Я смеюсь, подзадориваю:

- А я все же выпью для дела. Какого? Решил использовать твой опыт: задать храпака и сочинить во сне гениальные «стихири»...

Корж морщится в натянутой усмешке и смотрит в небо.

- Нешто опять «месса» узрел, Хрисогон Гурич? - продолжаю посмеиваться я, но ему явно не до смеха.

...В сумерках он отлучается к дальнему грейдеру, что курился днем пылью и дымом, приводит с собой солдата артиллериста и пару лошадей. Вытаскиваем самолет на ровное место. Солдат уезжает к себе в батарею, и Корж принимается заклеивать перкалем дыры в плоскостях. Я сажусь на бугорке подальше от едкой вони эмалита, рисую при лунном свете в блокноте карту района полетов. Рисую по памяти. Но и хорошо, и едва знакомые места настойчиво возвращают меня к себе кадрами минувшего. Пусть они омрачены печальными событиями и переживаниями, все равно я испытываю нечто вроде ностальгии.

Покойная бабка Настя говаривала: «Чарка счастья горька, если пьешь ее в одиночестве». Война ежечасно сиротит тысячи людей, а случай лишь одному из тысячи приносит щедрый дар, просветляющий мрачные будни.

Из вчерашнего дня я унес с собой прозрачную и грустную, как осенняя вода, память о Тоне. А может, неспроста она явилась мне? Кто знает...

...На рассвете взлетаем и часа через два приземляемся в Большой Мартыновке. Да, особая группа здесь. Иду докладывать Майданову, Корж со мной.

- А-а! Явились не запылились... Где вас черти носили?

- Всякое было... По переправам мотались, то-се, искали, а вы аж вот куда!..

- «Месс» прихватил нас вчера, - пояснил Корж.

- Ты, конечно, дыхнул на него - и он отвязался,- заметил Майданов убежден­но.

Корж больше не рисковал открывать рта, обиженно выслушал распоряжение заправиться и лететь в Сальск.

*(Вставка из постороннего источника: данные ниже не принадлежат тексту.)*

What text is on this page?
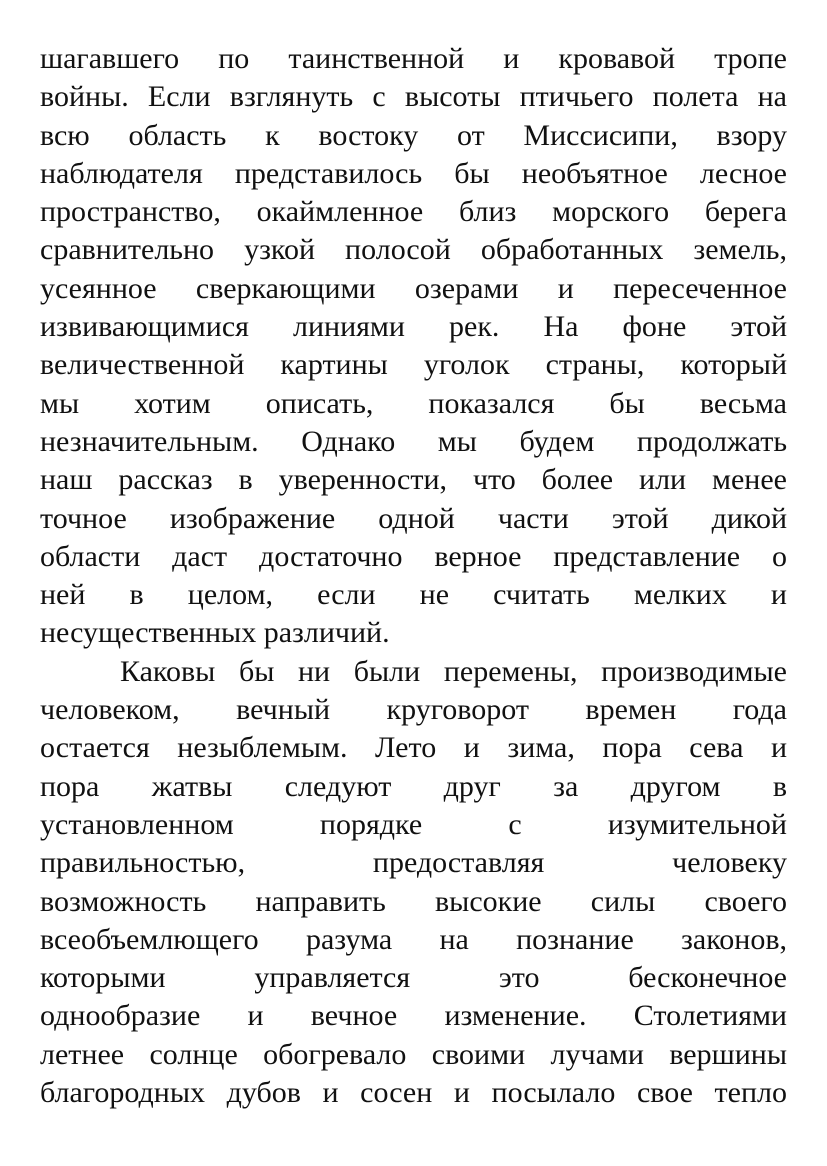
шагавшего по таинственной и кровавой тропе
войны. Если взглянуть с высоты птичьего полета на
всю область к востоку от Миссисипи, взору
наблюдателя представилось бы необъятное лесное
пространство, окаймленное близ морского берега
сравнительно узкой полосой обработанных земель,
усеянное сверкающими озерами и пересеченное
извивающимися линиями рек. На фоне этой
величественной картины уголок страны, который
мы хотим описать, показался бы весьма
незначительным. Однако мы будем продолжать
наш рассказ в уверенности, что более или менее
точное изображение одной части этой дикой
области даст достаточно верное представление о
ней в целом, если не считать мелких и
несущественных различий.
Каковы бы ни были перемены, производимые
человеком, вечный круговорот времен года
остается незыблемым. Лето и зима, пора сева и
пора жатвы следуют друг за другом в
установленном порядке с изумительной
правильностью, предоставляя человеку
возможность направить высокие силы своего
всеобъемлющего разума на познание законов,
которыми управляется это бесконечное
однообразие и вечное изменение. Столетиями
летнее солнце обогревало своими лучами вершины
благородных дубов и сосен и посылало свое тепло
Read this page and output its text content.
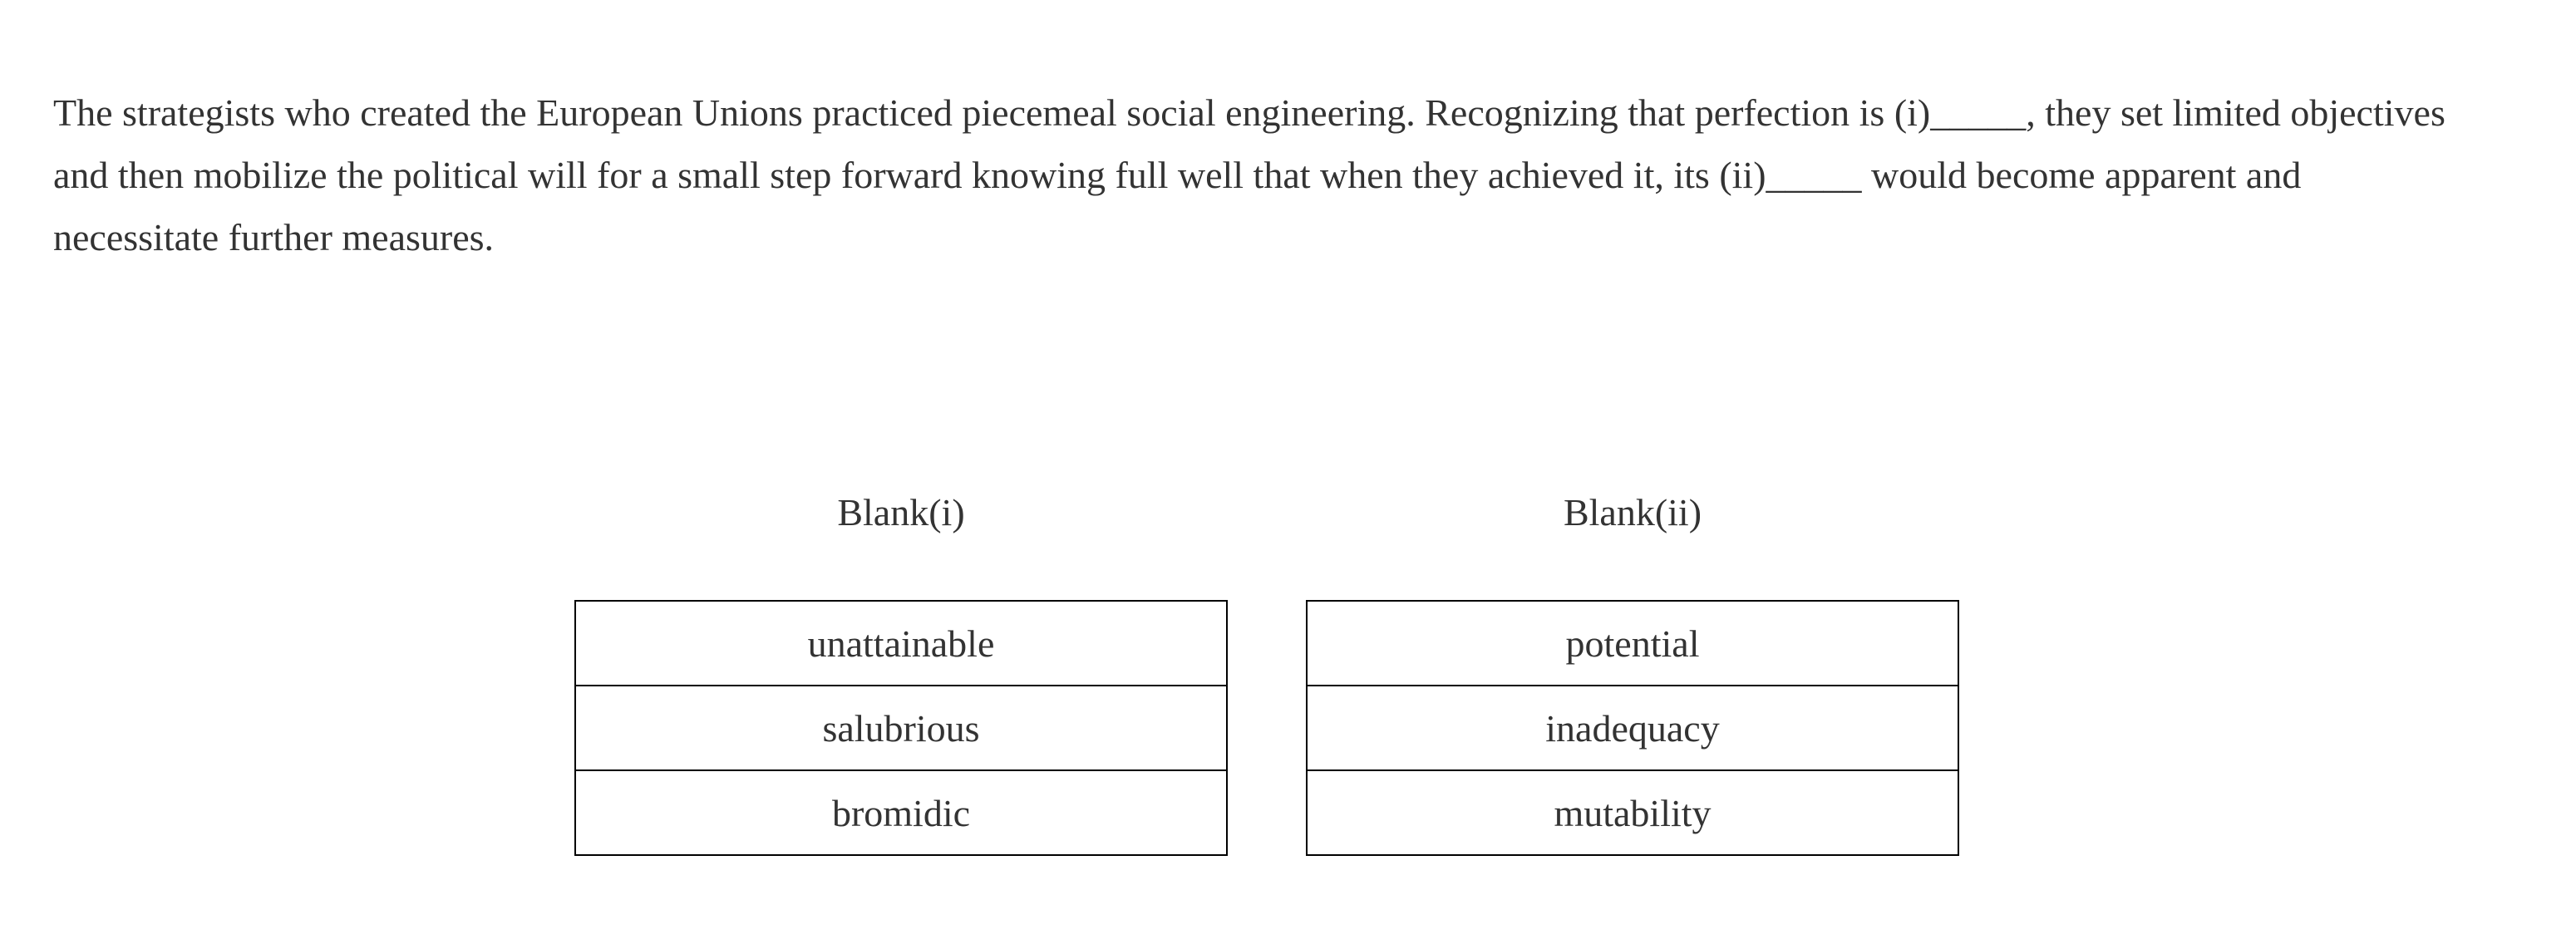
The strategists who created the European Unions practiced piecemeal social engineering. Recognizing that perfection is (i)_____, they set limited objectives and then mobilize the political will for a small step forward knowing full well that when they achieved it, its (ii)_____ would become apparent and necessitate further measures.

Blank(i)
unattainable
salubrious
bromidic
Blank(ii)
potential
inadequacy
mutability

- Как наша пострадавшая? - спросил я, стараясь не выказывать острого беспокойства.

- Колокольцева? Хе! Ушла с последней группой на задание как ни в чем не бывало. Она местная, ей и карты все в руки...

- Вот видите, товарищ командир, а вы даже попрощаться нам не разрешили, мол, не навек расстаемся... - сказал я с укором и досадой,

- Правильно. Не навек.

- А я что? Пристегнут к вам навеки? Парашютистов больше нет, зачем я вам нужен? Направьте меня в отдел кадров армии, мне давно пора стрелять!

- Ладно, пока лети, куда приказано, а там посмотрим...

...За восемь дней я переучился на новую матчасть, летаю на штурмовике Ил-2. Наступила победная зима 1943 года, мы в непрерывном движении на Запад, и я не знаю, где особая группа Майданова, не знаю, вернулась ли Тоня из вражеского тыла, не знаю... Я многого не знаю, кроме того, что она жива. Это не самообман, нет - это уверенность: жива Тоня!

Когда человек умирает, близкое ему сердце обязательно уронит невидимые капли крови. И ни черному буйству войны, ни отупляющим страданиям не заглушить их жертвенный звон.

Этот скорбный сигнал в моем сердце не прозвучал.